To start off, I've heard this expression used to delineate drinking fresh, green oolongs. It is logical to assume the 'original taste' of a tea plant would come through more clearly in a greener, and therefore less processed, tea. In contrast, there are more processed teas (i.e. darker, more oxidized, more rolled, more whithered etc) which I presume were originally so treated to preserve the tea for the long road between farm and market. These techniques were also used to coax out other textures or sensations that the plant is capable of producing. In this first interpretation of the term in question, the latter style of tea is presumably further from the original taste, because it has undergone more processing.
My argument against this interpretation is as follows: why are we not all drinking green tea, or white tea for that matter, or maybe puer, if minimal processing is the sole ingredient that original flavor is contingent upon. Or perhaps fresh tea leaves should be eaten straight off the bush?
I'm being a little cheeky about it, but my point is that I believe this first interpretation does not hold up under scrutiny. Tea is processed to bring out characteristics inherent in the leaf and make use of what the plant is able to offer us as drinkers. I think that in this sense, yuan wei has more to do with drinking tea that was processed with care, and crafted to align with the innate abilities of the plant itself. This is counter to relying on technique to force a tea into some preconceived or coveted taste. This kind of over-processing is apparent when one tastes a roasted oolong which is roasted beyond the capacity of the original material. When a tea tastes like only charcoal and no longer tastes like tea, then the roaster has overly relied on his/her ability to manipulate the flavor. This just ain't yuan wei.
In my humble opinion, an example of a well processed tea which achieve its yuan wei is a good Tie Guanyin. Good, traditional TGY is heavily oxidized, toilsomely rolled, and fired maybe four times over the course of a year. But this type of tea maintains its namesake which a light green TGY will not have. It tastes like iron! That's why it's called 'tie' 鐵- iron - guan yin, because it can give one an iron-like texture at the back of one's tongue. The peculiar sensation that you would get from sucking on a piece of metal. Although the cultivar is the same, this sensation is not available to the drinker when we drink TGY's less processed counterpart. It is innate in this cultivar of tea, but requires special coaxing on the part of the farmer to make it available to us drinkers.

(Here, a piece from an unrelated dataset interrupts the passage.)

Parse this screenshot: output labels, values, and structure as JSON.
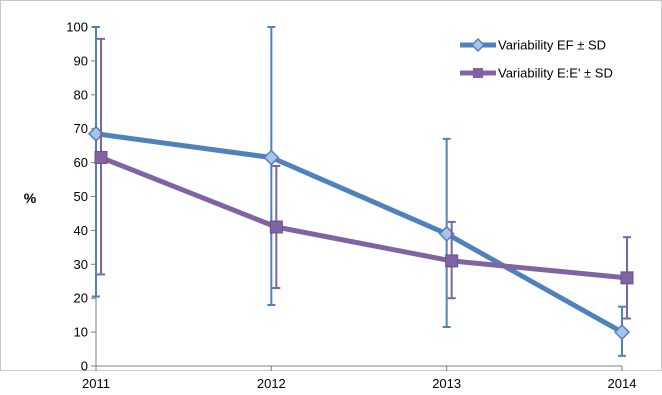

So my conclusion after writing it out plainly in front of me is that 'he yuanwei' must originally have to do with the second interpretation. It may have been co-opted to sell green oolongs as the market has changed, which is fine. That's what tea does; it changes. But I feel good about my second meaning, which is to drink tea which has been treated with respect -- a respect, attentiveness and care for the plant as it is. That is what this phrase means to me.